Comparative study on neuroprotective activities of fucoidans from Fucus vesiculosus and Undaria pinnatifida.

This study investigated the neuroprotective activities of five different fucoidan samples with different chemical compositions prepared from Fucus vesiculosus (FE, FF, and S) and Undaria pinnatifida (UE and UF) to determine if they reduced aggregation or cytotoxicity of Aß1-42 in neuronal PC-12 cells. Only fucoidans S, UE, and UF showed anti-aggregation effects against Aß1-42, as determined using Thioflavin T (ThT) fluorometric fibrillisation kinetics and transmission electron microscopy (TEM) of fibril morphology. However, all five fucoidan samples reduced the cytotoxicity of both Aß1-42 and hydrogen peroxide in neuronal PC-12 cells and demonstrated inhibition of apoptosis induced by Aß1-42. Three fucoidan samples (FF, UE and UF) showed significant activity in enhancing neurite outgrowth. Fucoidan from different seaweed sources and with varying chemical compositions demonstrate a range of neuroprotective activities that may have potential to alter Aß1-42 neurotoxicity in Alzheimer's disease.

In vitro protective activity of South Australian marine sponge and macroalgae extracts against amyloid beta (Aß1-42) induced neurotoxicity in PC-12 cells.

South Australia is a biodiversity hotspot of marine sponges and macroalgae. This study aimed to evaluate the potential neuroprotective activity of extracts from these two marine sources by reducing the toxicity of human amyloid beta Aß1-42 in a cell model assay using PC-12 cells. A total of 92 extracts (43, 13, 16, and 20 extracts from sponge of 8 orders and 17 families, green algae of 3 orders and 4 families, brown algae of 6 orders and 8 families, and red algae of 5 orders and 10 families, respectively) were initially screened at three different concentrations (0.25, 2.5 and 25 µg/mL) to evaluate their toxicity using the MTT assay.
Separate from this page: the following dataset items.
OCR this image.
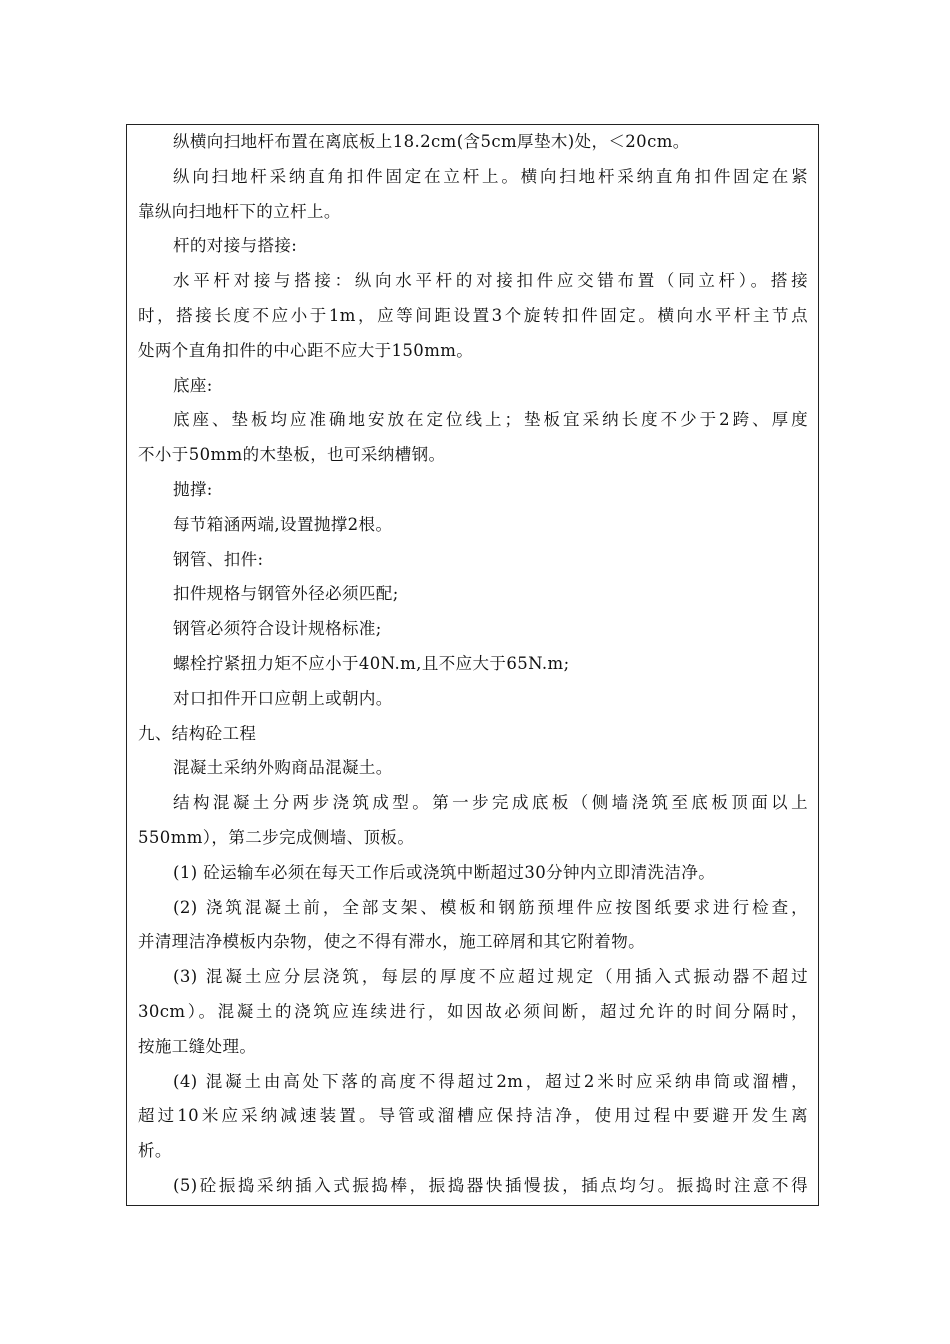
纵横向扫地杆布置在离底板上18.2cm(含5cm厚垫木)处，＜20cm。
纵向扫地杆采纳直角扣件固定在立杆上。横向扫地杆采纳直角扣件固定在紧
靠纵向扫地杆下的立杆上。
杆的对接与搭接:
水平杆对接与搭接：纵向水平杆的对接扣件应交错布置（同立杆）。搭接
时，搭接长度不应小于1m，应等间距设置3个旋转扣件固定。横向水平杆主节点
处两个直角扣件的中心距不应大于150mm。
底座:
底座、垫板均应准确地安放在定位线上；垫板宜采纳长度不少于2跨、厚度
不小于50mm的木垫板，也可采纳槽钢。
抛撑:
每节箱涵两端,设置抛撑2根。
钢管、扣件:
扣件规格与钢管外径必须匹配;
钢管必须符合设计规格标准;
螺栓拧紧扭力矩不应小于40N.m,且不应大于65N.m;
对口扣件开口应朝上或朝内。
九、结构砼工程
混凝土采纳外购商品混凝土。
结构混凝土分两步浇筑成型。第一步完成底板（侧墙浇筑至底板顶面以上
550mm），第二步完成侧墙、顶板。
(1) 砼运输车必须在每天工作后或浇筑中断超过30分钟内立即清洗洁净。
(2) 浇筑混凝土前，全部支架、模板和钢筋预埋件应按图纸要求进行检查，
并清理洁净模板内杂物，使之不得有滞水，施工碎屑和其它附着物。
(3) 混凝土应分层浇筑，每层的厚度不应超过规定（用插入式振动器不超过
30cm）。混凝土的浇筑应连续进行，如因故必须间断，超过允许的时间分隔时，
按施工缝处理。
(4) 混凝土由高处下落的高度不得超过2m，超过2米时应采纳串筒或溜槽，
超过10米应采纳减速装置。导管或溜槽应保持洁净，使用过程中要避开发生离
析。
(5)砼振捣采纳插入式振捣棒，振捣器快插慢拔，插点均匀。振捣时注意不得
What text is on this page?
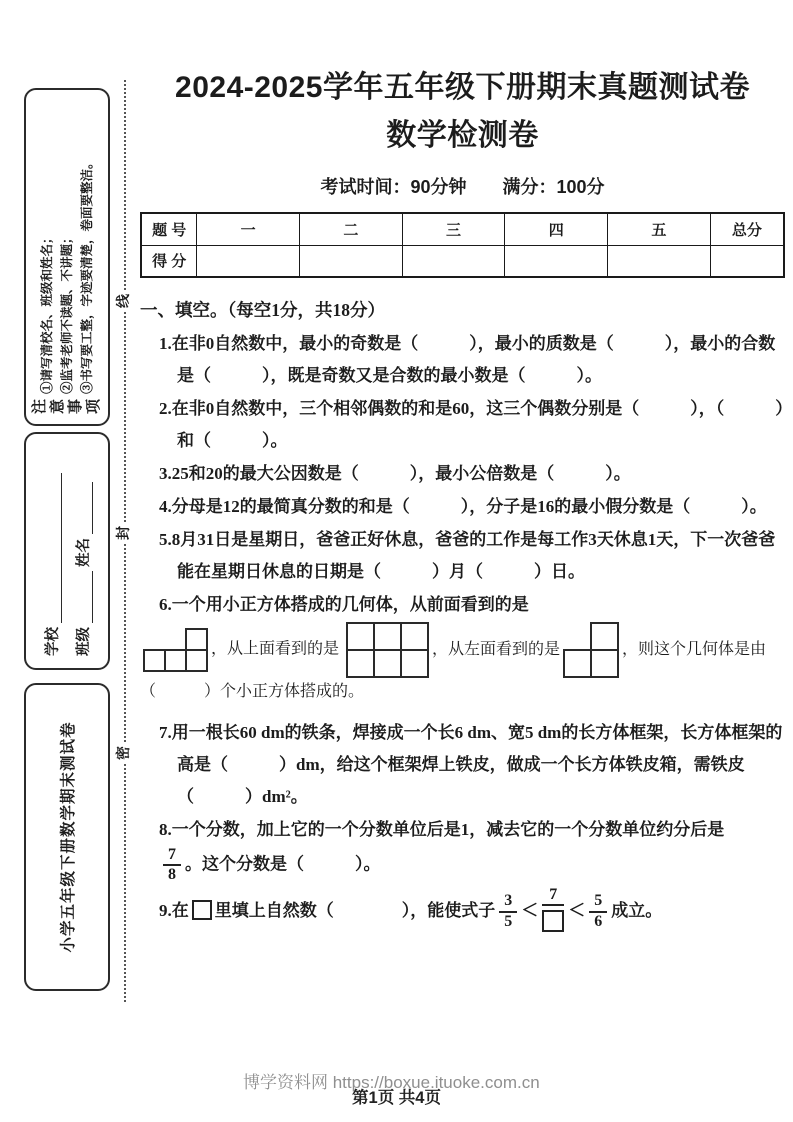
注意事项
①请写清校名、班级和姓名； ②监考老师不读题、不讲题； ③书写要工整，字迹要清楚，卷面要整洁。
学校 班级
姓名
小学五年级下册数学期末测试卷
线
封
密
2024-2025学年五年级下册期末真题测试卷
数学检测卷
考试时间：90分钟　　满分：100分
题 号	一	二	三	四	五	总分
得 分						
一、填空。（每空1分，共18分）

1.在非0自然数中，最小的奇数是（　　　），最小的质数是（　　　），最小的合数是（　　　），既是奇数又是合数的最小数是（　　　）。

2.在非0自然数中，三个相邻偶数的和是60，这三个偶数分别是（　　　），（　　　）和（　　　）。

3.25和20的最大公因数是（　　　），最小公倍数是（　　　）。

4.分母是12的最简真分数的和是（　　　），分子是16的最小假分数是（　　　）。

5.8月31日是星期日，爸爸正好休息，爸爸的工作是每工作3天休息1天，下一次爸爸能在星期日休息的日期是（　　　）月（　　　）日。

6.一个用小正方体搭成的几何体，从前面看到的是

		，从上面看到的是		
			，从左面看到的是	
		，则这个几何体是由（　　　）个小正方体搭成的。

7.用一根长60 dm的铁条，焊接成一个长6 dm、宽5 dm的长方体框架，长方体框架的高是（　　　）dm，给这个框架焊上铁皮，做成一个长方体铁皮箱，需铁皮（　　　）dm²。

8.一个分数，加上它的一个分数单位后是1，减去它的一个分数单位约分后是
$\frac{7}{8}$ 。这个分数是（　　　）。

9.在 里填上自然数（　　　　），能使式子 $\frac{3}{5}$ ＜
7
＜ $\frac{5}{6}$ 成立。

博学资料网 https://boxue.ituoke.com.cn
第1页 共4页
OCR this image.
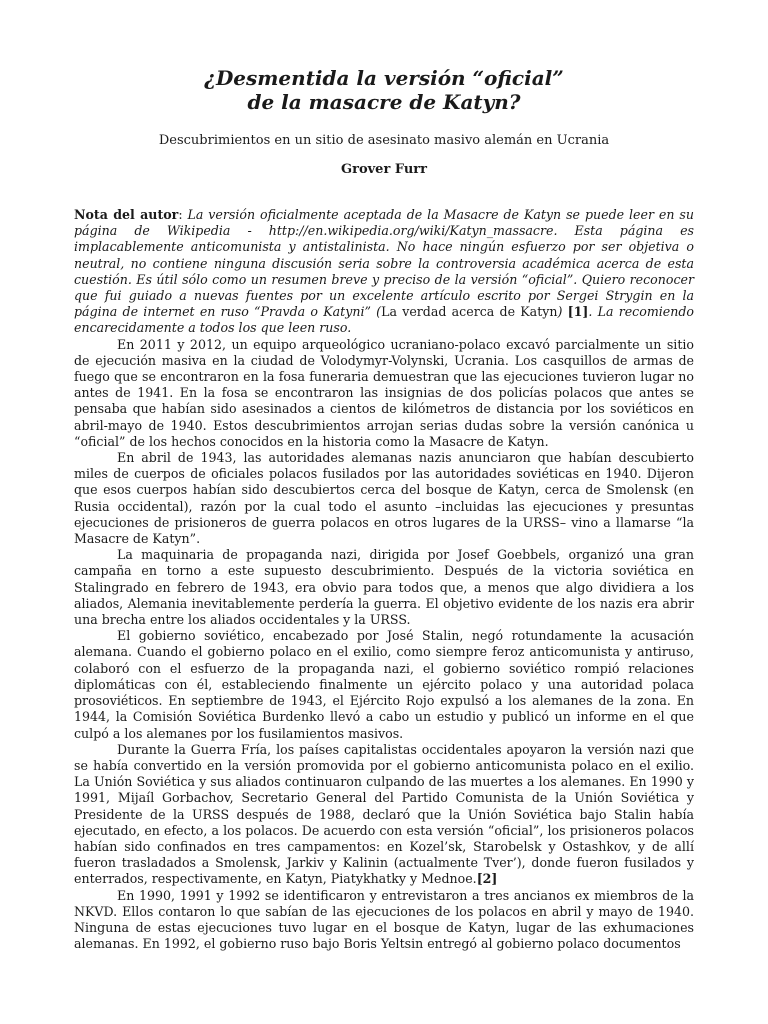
¿Desmentida la versión “oficial”
de la masacre de Katyn?
Descubrimientos en un sitio de asesinato masivo alemán en Ucrania
Grover Furr

Nota del autor: La versión oficialmente aceptada de la Masacre de Katyn se puede leer en su página de Wikipedia - http://en.wikipedia.org/wiki/Katyn_massacre. Esta página es implacablemente anticomunista y antistalinista. No hace ningún esfuerzo por ser objetiva o neutral, no contiene ninguna discusión seria sobre la controversia académica acerca de esta cuestión. Es útil sólo como un resumen breve y preciso de la versión “oficial”. Quiero reconocer que fui guiado a nuevas fuentes por un excelente artículo escrito por Sergei Strygin en la página de internet en ruso “Pravda o Katyni” (La verdad acerca de Katyn) [1]. La recomiendo encarecidamente a todos los que leen ruso.

En 2011 y 2012, un equipo arqueológico ucraniano-polaco excavó parcialmente un sitio de ejecución masiva en la ciudad de Volodymyr-Volynski, Ucrania. Los casquillos de armas de fuego que se encontraron en la fosa funeraria demuestran que las ejecuciones tuvieron lugar no antes de 1941. En la fosa se encontraron las insignias de dos policías polacos que antes se pensaba que habían sido asesinados a cientos de kilómetros de distancia por los soviéticos en abril-mayo de 1940. Estos descubrimientos arrojan serias dudas sobre la versión canónica u “oficial” de los hechos conocidos en la historia como la Masacre de Katyn.

En abril de 1943, las autoridades alemanas nazis anunciaron que habían descubierto miles de cuerpos de oficiales polacos fusilados por las autoridades soviéticas en 1940. Dijeron que esos cuerpos habían sido descubiertos cerca del bosque de Katyn, cerca de Smolensk (en Rusia occidental), razón por la cual todo el asunto –incluidas las ejecuciones y presuntas ejecuciones de prisioneros de guerra polacos en otros lugares de la URSS– vino a llamarse “la Masacre de Katyn”.

La maquinaria de propaganda nazi, dirigida por Josef Goebbels, organizó una gran campaña en torno a este supuesto descubrimiento. Después de la victoria soviética en Stalingrado en febrero de 1943, era obvio para todos que, a menos que algo dividiera a los aliados, Alemania inevitablemente perdería la guerra. El objetivo evidente de los nazis era abrir una brecha entre los aliados occidentales y la URSS.

El gobierno soviético, encabezado por José Stalin, negó rotundamente la acusación alemana. Cuando el gobierno polaco en el exilio, como siempre feroz anticomunista y antiruso, colaboró con el esfuerzo de la propaganda nazi, el gobierno soviético rompió relaciones diplomáticas con él, estableciendo finalmente un ejército polaco y una autoridad polaca prosoviéticos. En septiembre de 1943, el Ejército Rojo expulsó a los alemanes de la zona. En 1944, la Comisión Soviética Burdenko llevó a cabo un estudio y publicó un informe en el que culpó a los alemanes por los fusilamientos masivos.

Durante la Guerra Fría, los países capitalistas occidentales apoyaron la versión nazi que se había convertido en la versión promovida por el gobierno anticomunista polaco en el exilio. La Unión Soviética y sus aliados continuaron culpando de las muertes a los alemanes. En 1990 y 1991, Mijaíl Gorbachov, Secretario General del Partido Comunista de la Unión Soviética y Presidente de la URSS después de 1988, declaró que la Unión Soviética bajo Stalin había ejecutado, en efecto, a los polacos. De acuerdo con esta versión “oficial”, los prisioneros polacos habían sido confinados en tres campamentos: en Kozel’sk, Starobelsk y Ostashkov, y de allí fueron trasladados a Smolensk, Jarkiv y Kalinin (actualmente Tver’), donde fueron fusilados y enterrados, respectivamente, en Katyn, Piatykhatky y Mednoe.[2]

En 1990, 1991 y 1992 se identificaron y entrevistaron a tres ancianos ex miembros de la NKVD. Ellos contaron lo que sabían de las ejecuciones de los polacos en abril y mayo de 1940. Ninguna de estas ejecuciones tuvo lugar en el bosque de Katyn, lugar de las exhumaciones alemanas. En 1992, el gobierno ruso bajo Boris Yeltsin entregó al gobierno polaco documentos
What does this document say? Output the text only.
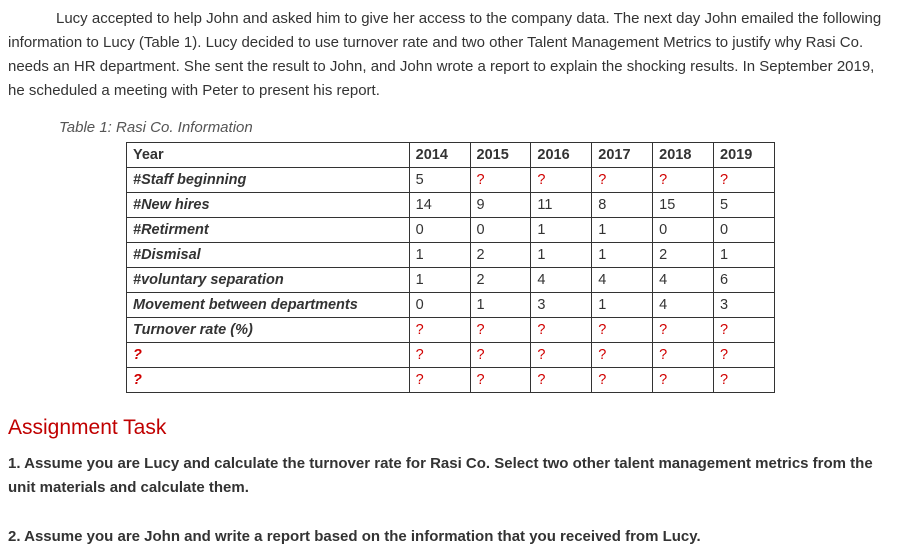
Lucy accepted to help John and asked him to give her access to the company data. The next day John emailed the following information to Lucy (Table 1). Lucy decided to use turnover rate and two other Talent Management Metrics to justify why Rasi Co. needs an HR department. She sent the result to John, and John wrote a report to explain the shocking results. In September 2019, he scheduled a meeting with Peter to present his report.

Table 1: Rasi Co. Information

Year	2014	2015	2016	2017	2018	2019
#Staff beginning	5	?	?	?	?	?
#New hires	14	9	11	8	15	5
#Retirment	0	0	1	1	0	0
#Dismisal	1	2	1	1	2	1
#voluntary separation	1	2	4	4	4	6
Movement between departments	0	1	3	1	4	3
Turnover rate (%)	?	?	?	?	?	?
?	?	?	?	?	?	?
?	?	?	?	?	?	?
Assignment Task

1. Assume you are Lucy and calculate the turnover rate for Rasi Co. Select two other talent management metrics from the unit materials and calculate them.

2. Assume you are John and write a report based on the information that you received from Lucy.
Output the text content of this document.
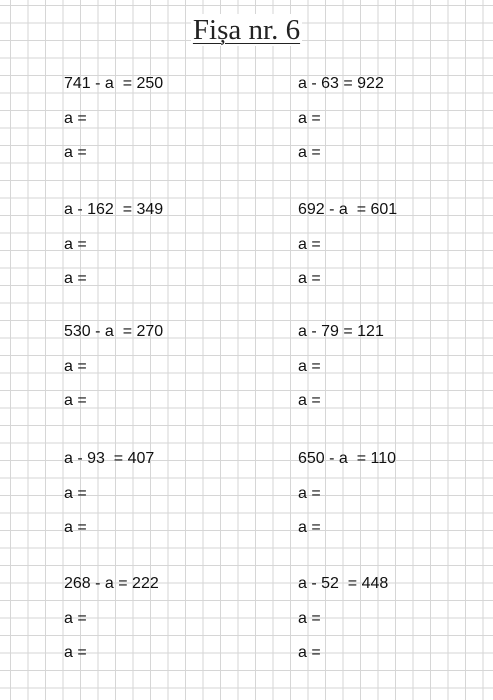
Fișa nr. 6
741 - a  = 250
a =
a =
a - 63 = 922
a =
a =
a - 162  = 349
a =
a =
692 - a  = 601
a =
a =
530 - a  = 270
a =
a =
a - 79 = 121
a =
a =
a - 93  = 407
a =
a =
650 - a  = 110
a =
a =
268 - a = 222
a =
a =
a - 52  = 448
a =
a =
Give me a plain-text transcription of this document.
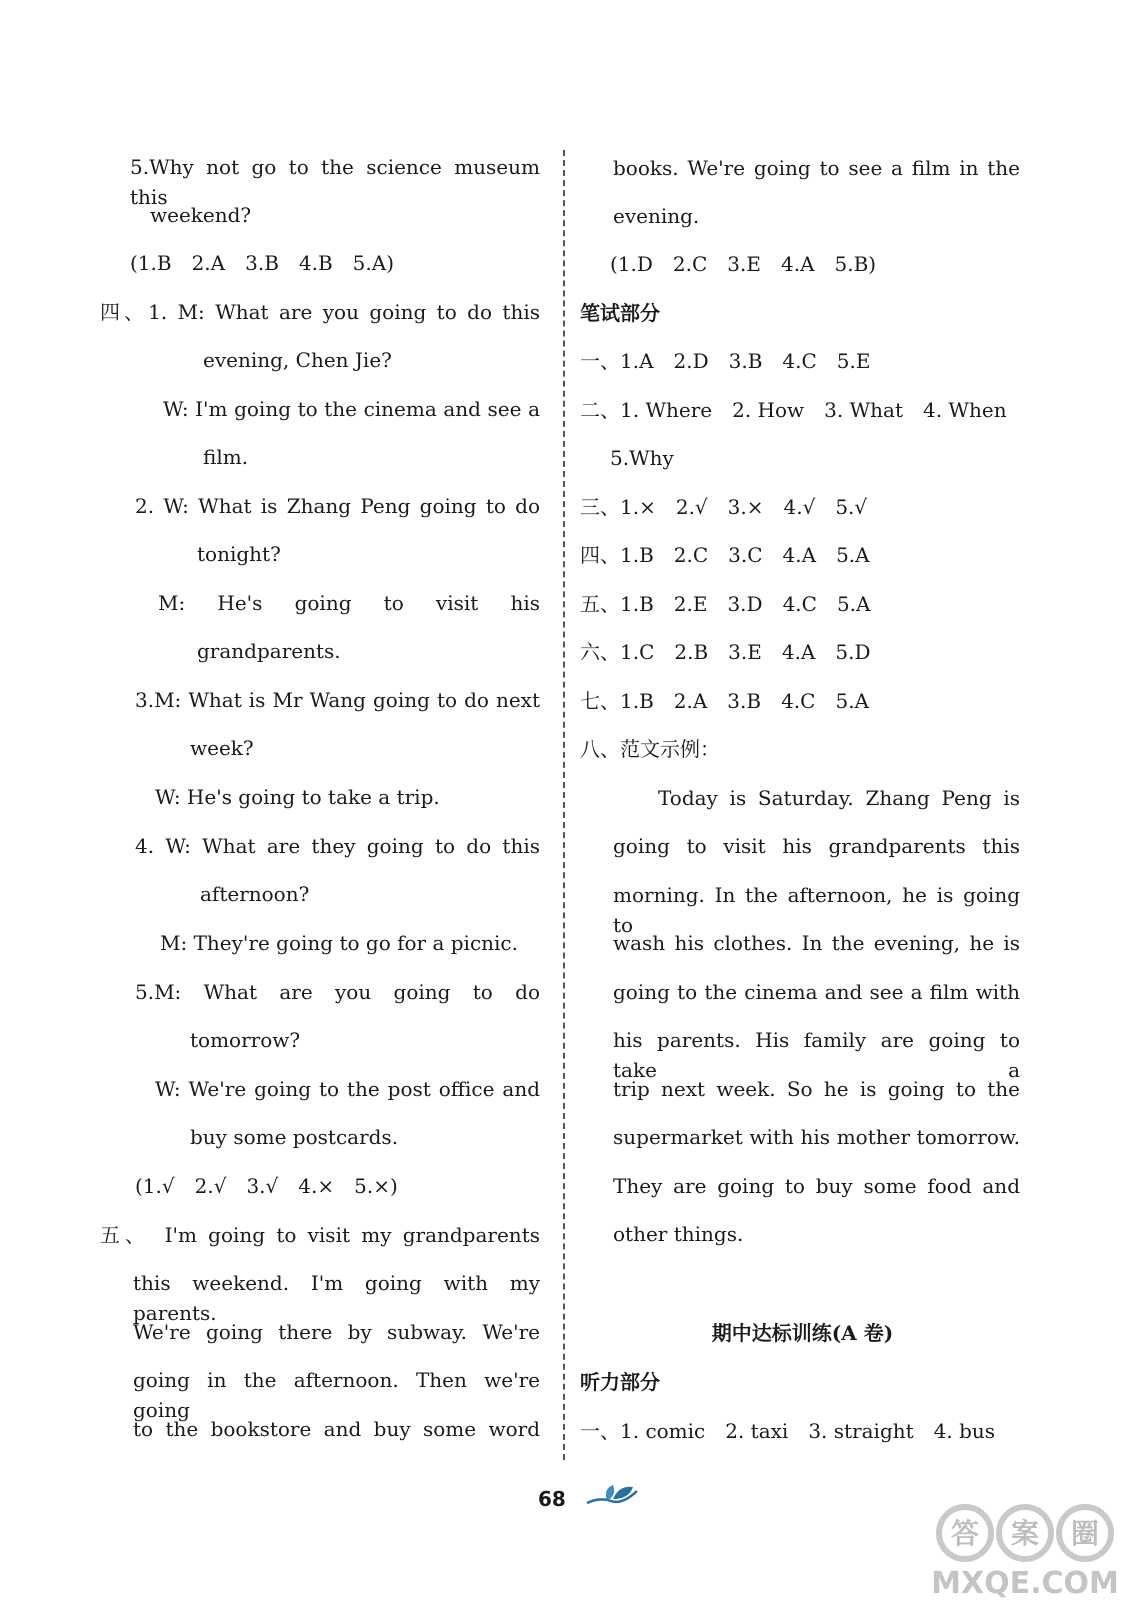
5.Why not go to the science museum this
weekend?
(1.B　2.A　3.B　4.B　5.A)
四、1. M: What are you going to do this
evening, Chen Jie?
W: I'm going to the cinema and see a
film.
2. W: What is Zhang Peng going to do
tonight?
M: He's going to visit his
grandparents.
3.M: What is Mr Wang going to do next
week?
W: He's going to take a trip.
4. W: What are they going to do this
afternoon?
M: They're going to go for a picnic.
5.M: What are you going to do
tomorrow?
W: We're going to the post office and
buy some postcards.
(1.√　2.√　3.√　4.×　5.×)
五、　I'm going to visit my grandparents
this weekend. I'm going with my parents.
We're going there by subway. We're
going in the afternoon. Then we're going
to the bookstore and buy some word
books. We're going to see a film in the
evening.
(1.D　2.C　3.E　4.A　5.B)
笔试部分
一、1.A　2.D　3.B　4.C　5.E
二、1. Where　2. How　3. What　4. When
5.Why
三、1.×　2.√　3.×　4.√　5.√
四、1.B　2.C　3.C　4.A　5.A
五、1.B　2.E　3.D　4.C　5.A
六、1.C　2.B　3.E　4.A　5.D
七、1.B　2.A　3.B　4.C　5.A
八、范文示例：
Today is Saturday. Zhang Peng is
going to visit his grandparents this
morning. In the afternoon, he is going to
wash his clothes. In the evening, he is
going to the cinema and see a film with
his parents. His family are going to take a
trip next week. So he is going to the
supermarket with his mother tomorrow.
They are going to buy some food and
other things.
期中达标训练(A 卷)
听力部分
一、1. comic　2. taxi　3. straight　4. bus
68
答 案 圈
MXQE.COM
About half of these extracts (26, 6, 5, and 10 extracts from sponge, green algae, brown algae, and red algae, respectively) showed some cytotoxicity, and were hence excluded from further assays. The rest of extracts (45 extracts in total) at 0.25 and 25 µg/mL were subsequently screened in a neuroprotection assay against Aß1-42 cytotoxicity. A cell viability reduction of 30% was observed in the MTT assay when the cells were treated with 1 µM Aß1-42. 29 extracts (13, 4, 7, and 5 extracts from sponge, green algae, brown algae, and red algae, respectively) reduced the toxicity induced by Aß1-42 (P < 0.05), indicating neuroprotective activity. These results demonstrate that marine sponge and macroalgae form a broad spectrum are promising sources of neuroprotective compounds against the hallmark neurotoxic protein in Alzheimer's disease (AD).

Neuroprotective Activities of Marine Natural Products from Marine Sponges.

This review covers the compounds isolated from marine sponges with neuroprotective activities during the period between 1999 and 2014 based on their chemical structures, collections sites, sponge taxonomy and neuroprotective effects. These compounds were isolated from marine sponges collected from 18 countries, most of them in Indonesia, followed by Japan. A total of 90 compounds were reported to exhibit a range of neuroprotective efficacy. These compounds were shown to inhibit ß-site amyloid precursor protein (APP) cleaving enzyme 1 (BACE1), modulate the synthesis or activity of some neurotransmitters such as acetylcholinesterase and glutamate, enhancement of serotonin, reducing oxidative stress, inhibition of kinases and proteases, and enhancement of neurite growth. None of them have yet progressed into any marine pharmaceutical development pipeline, therefore sustained researches will be required to enhance the potential of utilizing these compounds in the future for prevention and therapeutic treatment of neurodegenerative diseases.